Themenschwerpunkte "Standort Bochum"
Die Arbeitsgruppe "Wirtschaftsstandort Bochum" setzt sich aktiv mit den dringenden Fragen der Steigerung der Attraktivität des lokalen Wirtschaftsstandorts auseinander. Zu diesem Themenkreis zählen u.a. Aspekte wie die Neuansiedelung von Unternehmen in Bochum, Fragen der wirtschaftlichen Infrastruktur und die Gestaltung der Bochumer Innenstadt im Hinblick auf den Einzelhandel.
Ansprechpartner für die Arbeitsgruppe "Wirtschaftsstandort Bochum" ist Thomas Löwe (Kontaktinfos siehe "Vorstand").
Pressemitteilung der Arbeitsgruppe zum Thema "Innerstädtische Einzelhandelssituation":
Mit den Grundstücken des Justizgebäudes und des Telekomblockes bekommt Bochum die seltene Gelegenheit eine bedeutende Fläche innerhalb des Innenstadt Kerns neu zu gestalten und damit die weitere Entwicklung der Bochumer Innenstadt maßgeblich zu beeinflussen.
Vor diesem Hintergrund spricht sich die Bochumer Mittelstandvereinigung (MIT) für eine verantwortungsvolle Planung unter Berücksichtigung der gesamten innerstädtischen Einzelhandelssituation aus. Die MIT sieht in der Gestaltung eines zentralen Areals dieser Größe die Chance die Attraktivität der Bochumer Innenstadt als Einzelhandelsplatz – auch über die Stadtgrenzen hinaus – deutlich zu steigern. Diese Revitalisierung ist jedoch nicht durch ein in sich geschlossenes, autarkes Einkaufszentrum ohne Bezug zur City zu erreichen. Unabdingbar ist vielmehr eine offene, nach außen orientierte Architektur, die sich in ein Gesamtkonzept Innenstadt einfügt, bestehende Laufwege aufnimmt und als Bestandteil der Fußgängerzone erkennbar wird.

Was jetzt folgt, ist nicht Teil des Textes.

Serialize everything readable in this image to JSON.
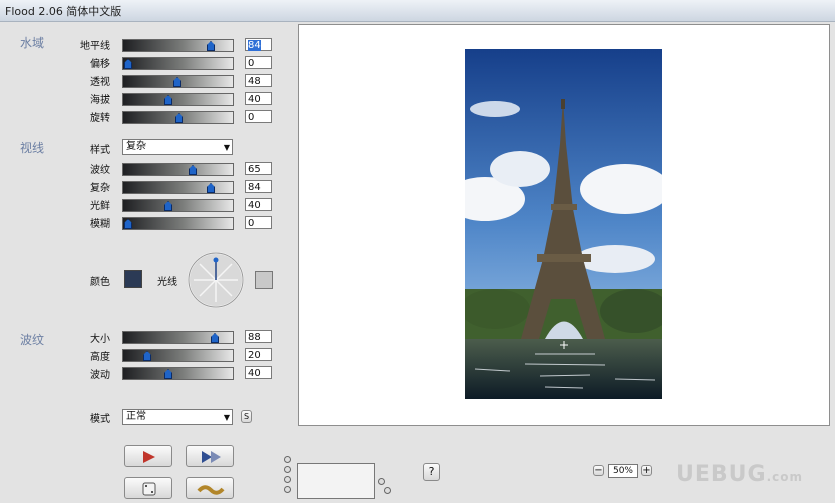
{
  "window": {
    "title": "Flood 2.06 简体中文版"
  },
  "water": {
    "title": "水域",
    "rows": [
      {
        "label": "地平线",
        "value": "84"
      },
      {
        "label": "偏移",
        "value": "0"
      },
      {
        "label": "透视",
        "value": "48"
      },
      {
        "label": "海拔",
        "value": "40"
      },
      {
        "label": "旋转",
        "value": "0"
      }
    ]
  },
  "view": {
    "title": "视线",
    "style_label": "样式",
    "style_value": "复杂",
    "rows": [
      {
        "label": "波纹",
        "value": "65"
      },
      {
        "label": "复杂",
        "value": "84"
      },
      {
        "label": "光鲜",
        "value": "40"
      },
      {
        "label": "模糊",
        "value": "0"
      }
    ],
    "color_label": "颜色",
    "light_label": "光线"
  },
  "ripple": {
    "title": "波纹",
    "rows": [
      {
        "label": "大小",
        "value": "88"
      },
      {
        "label": "高度",
        "value": "20"
      },
      {
        "label": "波动",
        "value": "40"
      }
    ]
  },
  "mode": {
    "label": "模式",
    "value": "正常",
    "extra": "S"
  },
  "help": {
    "label": "?"
  },
  "zoom": {
    "minus": "−",
    "value": "50%",
    "plus": "+"
  },
  "watermark": {
    "text": "UEBUG",
    "suffix": ".com"
  },
  "colors": {
    "water_swatch": "#2b3a55",
    "light_swatch": "#c8c8c8",
    "accent": "#6c7fa3"
  }
}
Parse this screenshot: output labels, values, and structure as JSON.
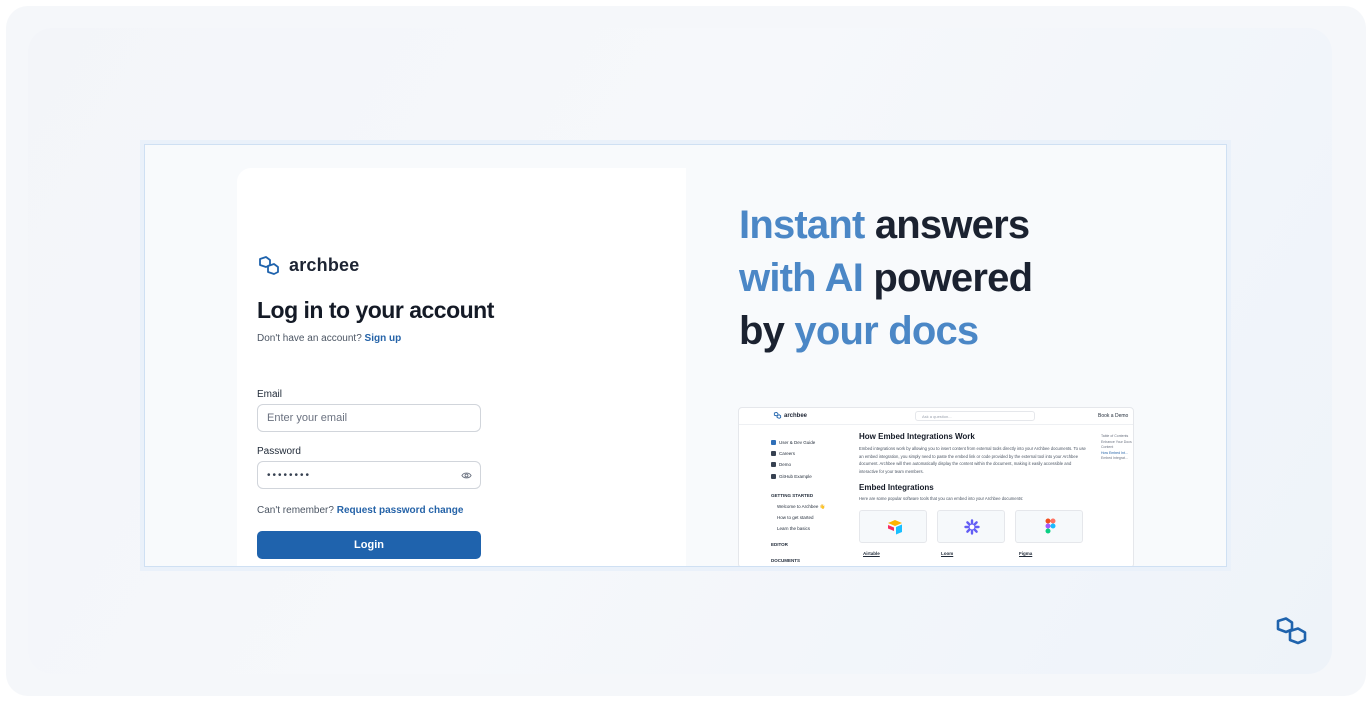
{
  "brand": {
    "name": "archbee",
    "accent": "#1f63ad",
    "highlight": "#4b87c6",
    "logo_icon": "archbee-logo-icon"
  },
  "login": {
    "title": "Log in to your account",
    "signup_prompt": "Don't have an account?",
    "signup_link": "Sign up",
    "email_label": "Email",
    "email_placeholder": "Enter your email",
    "password_label": "Password",
    "password_value": "••••••••",
    "password_icon": "eye-icon",
    "forgot_prompt": "Can't remember?",
    "forgot_link": "Request password change",
    "login_button": "Login"
  },
  "headline": {
    "part1_highlight": "Instant",
    "part1_rest": " answers",
    "part2_highlight": "with AI",
    "part2_rest": " powered",
    "part3_rest": "by ",
    "part3_highlight": "your docs"
  },
  "preview": {
    "logo": "archbee",
    "search_placeholder": "Ask a question...",
    "book_demo": "Book a Demo",
    "sidebar": [
      {
        "label": "User & Dev Guide",
        "icon": "book-icon"
      },
      {
        "label": "Careers",
        "icon": "briefcase-icon"
      },
      {
        "label": "Demo",
        "icon": "play-icon"
      },
      {
        "label": "GitHub Example",
        "icon": "github-icon"
      }
    ],
    "section_getting_started": "GETTING STARTED",
    "getting_started_items": [
      "Welcome to Archbee 👋",
      "How to get started",
      "Learn the basics"
    ],
    "section_editor": "EDITOR",
    "section_documents": "DOCUMENTS",
    "main_title": "How Embed Integrations Work",
    "main_paragraph": "Embed integrations work by allowing you to insert content from external tools directly into your Archbee documents. To use an embed integration, you simply need to paste the embed link or code provided by the external tool into your Archbee document. Archbee will then automatically display the content within the document, making it easily accessible and interactive for your team members.",
    "sub_title": "Embed Integrations",
    "sub_paragraph": "Here are some popular software tools that you can embed into your Archbee documents:",
    "cards": [
      {
        "label": "Airtable",
        "icon": "airtable-icon"
      },
      {
        "label": "Loom",
        "icon": "loom-icon"
      },
      {
        "label": "Figma",
        "icon": "figma-icon"
      }
    ],
    "toc": [
      "Table of Contents",
      "Enhance Your Docs",
      "Content",
      "How Embed Int...",
      "Embed Integrat..."
    ]
  }
}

Zentrales Anliegen der MIT ist dabei die sinnvolle Erweiterung der in Bochum unterrepräsentierten Lagen und Flächengrößen. Das Angebot der Bochumer Innenstadt wird zunehmend als unzureichend und lückenhaft wahrgenommen, selbst in den wenigen mit 1a gekennzeichneten Lagen fehlen typische Anbieter. Gleichzeitig suchen jedoch zahlreiche, attraktive Filialisten und Fachhändler in Bochum regelmäßig geeignete Verkaufsflächen zwischen 800- 2000 qm – ohne Erfolg.
Die MIT fordert daher eine schnelle Entscheidung zugunsten neuer Einzelhandelsflächen im Bereich Justizgebäude und T elekomblock.. Die Mittelstandvereinigung begrüßt ausdrücklich Ansätze, die neben den erforderlichen Einzelhandelsflächen auch Büro- und Wohnflächen sowie gastronomische Konzepte berücksichtigen um eine nachhaltige Belebung der gesamten Innenstadt zu erreichen.
Es gilt nun ein deutliches Signal gegen die weitere Verödung der Innenstadt zu setzen und damit den Investitionsstau und die Planungsunsicherheit der letzten Jahre zu beenden.